İran’lı Reza Zarrab’ın önüne yatan bakanlar, peçeteye yazılmış dekontlar, yüz binlerce dolarlık saatler, ayakkabı kutularında istiflenmiş rüşvet paraları, bakan çocuklarının evlerinden çıkan para sayma makineleri; tam bir hisseli harikalar kumpanyasıydı yaşanan. Telefonlarda fısıldaşan Erdoğan, oğlu Bilal’e eldeki yekûnu bir şekilde eritmesi için baskı yaparken, kendisini anlayamayan oğluna içten içe kızıyor, Bilal gizli kalması gereken konuları telefonda açıkça konuşunca, ona açık konuşamamasını, telefonların dinlendiğini söylüyordu.

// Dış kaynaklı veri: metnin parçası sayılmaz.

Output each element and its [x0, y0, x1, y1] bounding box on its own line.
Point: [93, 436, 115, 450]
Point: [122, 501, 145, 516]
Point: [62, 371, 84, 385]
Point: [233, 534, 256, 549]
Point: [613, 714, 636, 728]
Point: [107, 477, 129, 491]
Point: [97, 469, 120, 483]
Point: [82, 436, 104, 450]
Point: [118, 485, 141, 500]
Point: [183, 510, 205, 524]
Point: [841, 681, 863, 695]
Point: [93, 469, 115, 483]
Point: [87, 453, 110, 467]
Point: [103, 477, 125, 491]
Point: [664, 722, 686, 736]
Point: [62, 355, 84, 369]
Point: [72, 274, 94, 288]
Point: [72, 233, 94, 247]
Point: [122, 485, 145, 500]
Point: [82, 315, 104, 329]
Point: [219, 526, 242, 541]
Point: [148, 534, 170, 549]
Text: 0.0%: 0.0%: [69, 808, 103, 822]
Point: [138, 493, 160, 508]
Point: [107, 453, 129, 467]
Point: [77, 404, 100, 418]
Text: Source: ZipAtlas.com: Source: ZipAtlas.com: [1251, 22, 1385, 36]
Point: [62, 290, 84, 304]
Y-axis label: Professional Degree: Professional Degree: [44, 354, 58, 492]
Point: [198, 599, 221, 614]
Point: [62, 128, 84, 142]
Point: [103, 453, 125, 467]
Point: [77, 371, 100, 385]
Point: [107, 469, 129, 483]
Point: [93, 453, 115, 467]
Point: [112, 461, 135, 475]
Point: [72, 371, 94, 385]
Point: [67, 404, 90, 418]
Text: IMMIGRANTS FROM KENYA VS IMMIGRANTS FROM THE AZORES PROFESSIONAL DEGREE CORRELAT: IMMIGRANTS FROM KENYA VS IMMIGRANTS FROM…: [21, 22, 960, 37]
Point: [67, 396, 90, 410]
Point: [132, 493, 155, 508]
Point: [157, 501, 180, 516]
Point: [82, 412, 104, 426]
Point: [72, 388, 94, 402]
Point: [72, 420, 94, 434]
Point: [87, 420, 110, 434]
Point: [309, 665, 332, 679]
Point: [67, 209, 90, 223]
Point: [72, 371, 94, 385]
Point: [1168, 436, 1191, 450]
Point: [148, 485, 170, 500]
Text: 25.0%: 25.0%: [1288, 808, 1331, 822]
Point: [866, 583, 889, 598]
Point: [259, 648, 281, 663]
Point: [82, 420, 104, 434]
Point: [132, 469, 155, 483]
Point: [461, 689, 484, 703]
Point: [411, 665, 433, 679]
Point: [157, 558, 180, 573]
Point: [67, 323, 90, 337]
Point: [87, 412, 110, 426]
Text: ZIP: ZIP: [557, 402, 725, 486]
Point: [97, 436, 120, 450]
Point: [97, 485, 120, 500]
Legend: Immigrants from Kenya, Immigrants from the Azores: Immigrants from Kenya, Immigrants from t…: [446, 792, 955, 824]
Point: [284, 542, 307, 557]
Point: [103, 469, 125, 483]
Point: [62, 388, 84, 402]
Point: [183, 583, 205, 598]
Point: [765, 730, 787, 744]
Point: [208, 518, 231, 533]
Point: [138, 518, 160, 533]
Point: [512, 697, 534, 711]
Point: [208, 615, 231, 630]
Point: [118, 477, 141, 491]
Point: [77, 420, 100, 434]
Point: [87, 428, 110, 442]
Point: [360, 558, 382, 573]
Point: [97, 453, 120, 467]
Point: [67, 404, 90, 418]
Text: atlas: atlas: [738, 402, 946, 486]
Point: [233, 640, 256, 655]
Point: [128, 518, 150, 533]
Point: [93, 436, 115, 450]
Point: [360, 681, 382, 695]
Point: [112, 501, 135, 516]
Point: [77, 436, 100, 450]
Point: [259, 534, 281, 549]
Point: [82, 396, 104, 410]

Cumhuriyet döneminin en büyük yolsuzluk olayıydı. Korkunç boyutlarda, organize, ucu bucağı olmayan, hem de uluslararası boyutları olan bir cerahatti patlayan.

Reza Zarrab, İran’daki rejimin adamı Babek Zencani ile kurdukları hat üzerinden, İran İslam Cumhuriyeti’nin paralarını, uluslararası yaptırımları delerek aklıyordu. Buna icazet veren Türkiye’deki en yüksek otoriteydi. İran ve Türkiye arasında altın ticareti varmış gibi bir naylon alım-satım gösterip, İran’a nükleer programında kullanabilmesi için gereken parayı yıkıyorlardı. Bu işi iki çete yapıyordu. Biri resmi, biri gayri resmi! Resmi olan, gayri resmi olandan komisyon alıyordu. Bu iş kabine seviyesinde yürüyordu. Türkiye Cumhuriyeti, dünyayı karşısına almış ve nükleer silah üretme şüphesi bulunan doğu komşusuna destek oluyordu. Bu desteği, herhangi bir ulusal çıkar için yapmıyordu. En tepeden alınan bir yüzde vardı. Buna yüksek bir komisyon da denebilirdi.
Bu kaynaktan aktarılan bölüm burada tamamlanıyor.